Xi Jinping plans to divide and rule the West
President Xi Jinping can expect a hero’s welcome in Rome tomorrow since he ticks all of the populist government’s criteria for a strongman leader. How do we know this? Well, here’s a clue: the Italian president of the European parliament has just been praising the modernising talents of Benito Mussolini. The road-building, the sports stadiums, the architecture, the drained swamps. Now almost 74 years after Il Duce’s ignominious death another champion of modern national socialism is in town, bearing gifts under the guise of China’s Belt and Road initiative, with the intent not of reviving Italy but of splintering Europe.
Let’s hope Xi’s version of the Mussolini dream does not end up with involvement in a world war. China’s global economy may stoke its geopolitical ambitions but, if we’re lucky and shrewd, may also impose constraints on its behaviour. Yet the warnings from the past are clear: Xi has set up detention camps to “re-educate” Uighur Muslims in the Xinjiang region. He calls them boarding schools but inmates report sleep deprivation, beatings and torture. The Chinese leader has presided over the setting up of a surveillance state, pumped cash into an army primed for battle, played fast and loose with international law and allowed the growth of a personality cult. Mussolini pronounced that fascism “should more appropriately be called corporatism because it is a merger of state and corporate power”. Xi thinks in similar categories.
The Italians, then, should curb their enthusiasm. Xi views not just Italy but the whole of southern Europe as the soft underbelly of the West. The Chinese have bought into the Greek port of Piraeus. Portugal has been looped into China’s economic plans with the development of the Atlantic container port of Sines. In Italy, ports like Trieste and Palermo are of interest. A memorandum of understanding sets out plans to build roads, bridges, air hubs and telecoms networks. The Beijing-led Asian Infrastructure Investment Bank would fork out the loans.
The head of the League, Matteo Salvini, the moving force behind the Italian government, may well be thinking: what’s not to like? Cash, jobs, and a snub to Brussels. But the fact is he has been drawn into a giant exercise in manipulation. The combined GDP of the United States and the European Union was about $36 trillion in 2017, almost triple that of China. The GDP of the EU alone comes to $17.3 trillion, still well ahead of China. Crucially though, China has a GDP six times that of Italy.
The Xi strategy is thus in the first place to sow as much division as possible between Washington and the EU, and then play on the dissension within Europe itself. It wins its battles one country at a time, picking off those hungry for bilateral investment. The Belt and Road initiative is not a new version of the Marshall Plan but a device that allows China to peel the onion of the West layer by layer. On Xi’s visit to France later this week, he will present himself as a natural partner of Emmanuel Macron in upholding multilateral diplomacy against the encroachments of the Trump administration. Actually, he wants to neutralise Macron in the internal EU debate about whether China is a systemic rival or a strategic partner.

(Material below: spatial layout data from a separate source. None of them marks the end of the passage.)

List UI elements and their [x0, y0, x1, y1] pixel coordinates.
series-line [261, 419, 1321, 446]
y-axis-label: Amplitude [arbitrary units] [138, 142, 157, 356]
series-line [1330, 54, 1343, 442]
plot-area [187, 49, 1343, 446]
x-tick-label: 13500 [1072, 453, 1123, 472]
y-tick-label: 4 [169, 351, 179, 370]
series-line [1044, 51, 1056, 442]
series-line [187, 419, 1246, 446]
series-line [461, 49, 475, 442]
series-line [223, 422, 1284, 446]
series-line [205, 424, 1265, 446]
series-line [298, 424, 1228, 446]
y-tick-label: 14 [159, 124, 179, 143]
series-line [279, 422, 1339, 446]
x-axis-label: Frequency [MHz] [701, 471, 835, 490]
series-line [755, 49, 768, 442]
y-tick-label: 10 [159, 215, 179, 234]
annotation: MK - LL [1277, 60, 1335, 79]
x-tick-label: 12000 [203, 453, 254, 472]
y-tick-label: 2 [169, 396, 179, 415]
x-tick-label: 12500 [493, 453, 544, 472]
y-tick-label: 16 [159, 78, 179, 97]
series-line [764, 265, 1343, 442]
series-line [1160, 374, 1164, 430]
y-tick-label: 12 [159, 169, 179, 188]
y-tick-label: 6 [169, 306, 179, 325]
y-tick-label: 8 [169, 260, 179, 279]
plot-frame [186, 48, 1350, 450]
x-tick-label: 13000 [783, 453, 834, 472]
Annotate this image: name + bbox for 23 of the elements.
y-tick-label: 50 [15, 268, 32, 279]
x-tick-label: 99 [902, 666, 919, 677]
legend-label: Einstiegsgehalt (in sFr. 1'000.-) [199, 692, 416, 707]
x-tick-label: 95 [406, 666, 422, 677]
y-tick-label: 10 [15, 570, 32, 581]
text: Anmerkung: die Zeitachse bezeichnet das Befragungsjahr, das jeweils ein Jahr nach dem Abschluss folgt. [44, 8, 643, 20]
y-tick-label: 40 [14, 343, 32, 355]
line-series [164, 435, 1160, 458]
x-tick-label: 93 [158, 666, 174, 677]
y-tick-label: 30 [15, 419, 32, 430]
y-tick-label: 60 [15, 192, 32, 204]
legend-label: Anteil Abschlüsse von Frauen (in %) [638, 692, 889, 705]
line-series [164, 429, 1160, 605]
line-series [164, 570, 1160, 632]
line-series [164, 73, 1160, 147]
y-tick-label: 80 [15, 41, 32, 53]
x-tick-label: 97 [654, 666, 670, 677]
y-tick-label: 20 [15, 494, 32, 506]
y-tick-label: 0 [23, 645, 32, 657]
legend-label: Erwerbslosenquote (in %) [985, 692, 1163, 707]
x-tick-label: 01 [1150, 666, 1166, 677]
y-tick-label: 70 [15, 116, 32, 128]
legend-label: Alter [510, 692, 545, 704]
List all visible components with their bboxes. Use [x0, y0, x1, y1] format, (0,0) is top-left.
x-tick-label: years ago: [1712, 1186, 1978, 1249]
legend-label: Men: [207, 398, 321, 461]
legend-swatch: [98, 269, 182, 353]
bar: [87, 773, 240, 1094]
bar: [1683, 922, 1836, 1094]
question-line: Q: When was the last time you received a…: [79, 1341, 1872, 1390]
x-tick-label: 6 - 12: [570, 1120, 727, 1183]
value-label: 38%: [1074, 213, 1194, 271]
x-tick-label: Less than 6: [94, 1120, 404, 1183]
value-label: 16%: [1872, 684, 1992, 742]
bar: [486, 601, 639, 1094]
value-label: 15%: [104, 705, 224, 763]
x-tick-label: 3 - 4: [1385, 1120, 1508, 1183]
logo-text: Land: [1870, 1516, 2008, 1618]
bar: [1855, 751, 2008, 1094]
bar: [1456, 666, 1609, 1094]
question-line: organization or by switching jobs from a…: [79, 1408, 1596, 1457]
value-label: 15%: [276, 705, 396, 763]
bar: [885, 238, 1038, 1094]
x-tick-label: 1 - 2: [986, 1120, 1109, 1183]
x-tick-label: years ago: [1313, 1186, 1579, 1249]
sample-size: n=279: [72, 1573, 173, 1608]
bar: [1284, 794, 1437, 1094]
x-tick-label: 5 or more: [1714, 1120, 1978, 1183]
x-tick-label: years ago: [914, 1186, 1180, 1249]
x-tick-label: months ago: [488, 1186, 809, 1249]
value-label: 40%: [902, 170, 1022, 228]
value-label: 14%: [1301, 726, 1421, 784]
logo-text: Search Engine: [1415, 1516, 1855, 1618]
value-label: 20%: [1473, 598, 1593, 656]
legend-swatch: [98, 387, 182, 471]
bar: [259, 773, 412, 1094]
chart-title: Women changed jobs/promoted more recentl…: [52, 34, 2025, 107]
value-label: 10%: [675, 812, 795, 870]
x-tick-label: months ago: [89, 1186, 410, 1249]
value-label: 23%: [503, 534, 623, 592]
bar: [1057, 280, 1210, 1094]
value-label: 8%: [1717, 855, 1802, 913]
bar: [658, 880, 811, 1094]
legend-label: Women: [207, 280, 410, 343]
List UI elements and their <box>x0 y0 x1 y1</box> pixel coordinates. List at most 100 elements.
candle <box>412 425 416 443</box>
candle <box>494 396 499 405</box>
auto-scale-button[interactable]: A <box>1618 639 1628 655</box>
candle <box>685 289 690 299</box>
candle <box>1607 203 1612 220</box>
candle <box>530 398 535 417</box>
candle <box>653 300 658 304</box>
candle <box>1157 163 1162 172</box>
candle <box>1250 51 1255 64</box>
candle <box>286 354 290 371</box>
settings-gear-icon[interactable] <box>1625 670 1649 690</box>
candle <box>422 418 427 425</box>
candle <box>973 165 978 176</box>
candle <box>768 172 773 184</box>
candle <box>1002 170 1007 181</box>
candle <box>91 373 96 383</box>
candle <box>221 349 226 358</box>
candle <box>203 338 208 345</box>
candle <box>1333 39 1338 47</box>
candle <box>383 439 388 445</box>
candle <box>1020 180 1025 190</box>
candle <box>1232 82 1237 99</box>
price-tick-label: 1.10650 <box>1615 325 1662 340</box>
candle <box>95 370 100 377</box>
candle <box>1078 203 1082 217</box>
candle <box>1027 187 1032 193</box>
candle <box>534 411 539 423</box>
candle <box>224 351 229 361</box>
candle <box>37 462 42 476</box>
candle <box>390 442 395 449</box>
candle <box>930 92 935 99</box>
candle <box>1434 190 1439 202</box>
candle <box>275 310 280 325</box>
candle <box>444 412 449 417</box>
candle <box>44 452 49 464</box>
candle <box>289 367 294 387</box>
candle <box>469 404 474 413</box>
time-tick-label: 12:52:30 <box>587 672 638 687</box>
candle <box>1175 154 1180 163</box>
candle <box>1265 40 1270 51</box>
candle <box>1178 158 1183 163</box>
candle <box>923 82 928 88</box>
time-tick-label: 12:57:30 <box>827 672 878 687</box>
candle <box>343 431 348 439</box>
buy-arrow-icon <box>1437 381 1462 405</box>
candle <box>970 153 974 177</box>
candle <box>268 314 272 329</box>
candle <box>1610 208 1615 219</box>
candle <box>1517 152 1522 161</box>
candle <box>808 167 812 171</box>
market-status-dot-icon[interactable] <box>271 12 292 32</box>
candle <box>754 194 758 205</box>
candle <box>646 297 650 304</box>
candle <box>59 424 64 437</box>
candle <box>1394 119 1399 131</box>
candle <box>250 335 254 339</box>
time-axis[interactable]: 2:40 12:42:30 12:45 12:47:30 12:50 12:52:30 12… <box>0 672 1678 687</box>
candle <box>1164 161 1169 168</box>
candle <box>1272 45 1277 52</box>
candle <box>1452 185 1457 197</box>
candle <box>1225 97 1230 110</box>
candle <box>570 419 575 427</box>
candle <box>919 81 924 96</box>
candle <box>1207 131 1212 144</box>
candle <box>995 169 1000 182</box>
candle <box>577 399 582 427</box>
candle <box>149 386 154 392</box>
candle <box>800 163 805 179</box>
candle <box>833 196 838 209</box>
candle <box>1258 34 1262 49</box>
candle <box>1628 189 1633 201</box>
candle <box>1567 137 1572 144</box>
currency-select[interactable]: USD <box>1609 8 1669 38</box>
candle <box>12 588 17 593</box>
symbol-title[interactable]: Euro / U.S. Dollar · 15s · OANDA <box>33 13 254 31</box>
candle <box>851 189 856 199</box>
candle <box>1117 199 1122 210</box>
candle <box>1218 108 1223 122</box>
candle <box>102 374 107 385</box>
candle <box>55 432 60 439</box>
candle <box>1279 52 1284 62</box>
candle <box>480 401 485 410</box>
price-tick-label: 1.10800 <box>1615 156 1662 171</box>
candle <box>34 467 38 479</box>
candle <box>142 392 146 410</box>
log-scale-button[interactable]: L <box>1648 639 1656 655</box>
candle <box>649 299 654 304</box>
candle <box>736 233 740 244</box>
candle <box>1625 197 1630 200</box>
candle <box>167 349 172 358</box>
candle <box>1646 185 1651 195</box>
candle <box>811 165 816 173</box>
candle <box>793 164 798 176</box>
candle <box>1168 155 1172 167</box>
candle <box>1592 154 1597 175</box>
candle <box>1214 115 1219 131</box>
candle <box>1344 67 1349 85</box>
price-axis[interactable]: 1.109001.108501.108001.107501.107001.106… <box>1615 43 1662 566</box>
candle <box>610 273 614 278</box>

The European Commission imagines that it can somehow bridge the differences in the EU, perhaps before a European-China summit scheduled next month. Europe, though, is split on issues like the use of Huawei kit in upgrading to 5G. The Trump team warns of the security threat that could be planted by the Chinese as Europe moves towards the next stage of the telecoms revolution but the American line is not holding, not even within traditionally Atlanticist intelligence communities.
Germany, absurdly, says it will seek a no-spying guarantee from China before adopting Chinese equipment. Britain, which has the longest experience in scrutinising Huawei, seems to believe it can “manage” the risk. Chinese whisperers briefing ahead of the Xi visit hint that the US president may settle the trade dispute with Beijing more quickly than expected, and the campaign against Huawei will thus become less charged. The result: EU states who have declared against Huawei could be left dangling in the wind.
So it is that Xi sees opportunities for mischief in the messy disorder of Europe. Every EU member state now has influential pro-Beijing placemen. Every pitstop on Xi’s short trip this week presents a chance to weaken western bonds. He will visit the Vatican for example and hold out the prospect of better conditions for Catholics in China; he will also urge the Vatican to end its diplomatic relations with Taiwan. If the Vatican agreed it would be a big win for Xi. That’s crude transactionalist policy, not the act of a statesman.
Italy and others who are being played in this elaborate game of divide-and-rule need to resist the flattering embrace of the strongman. Xi, like Vladimir Putin, appears strong only as long as he can make the case that the West has grown flaccid, unable to defend its traditional grip on the process of globalisation. The Chinese leader demands from his European admirers a leap of faith: that he can supply an answer to the failings of the liberal order. Despite the undoubted strengths of the Chinese economy, this is largely a sham.
If Xi were really a confident visionary, he wouldn’t be so actively trying to sabotage the West. He would devote his energy to solving China’s huge social problems. As the Italians found out long ago, just making the trains run on time doesn’t equate to good governance.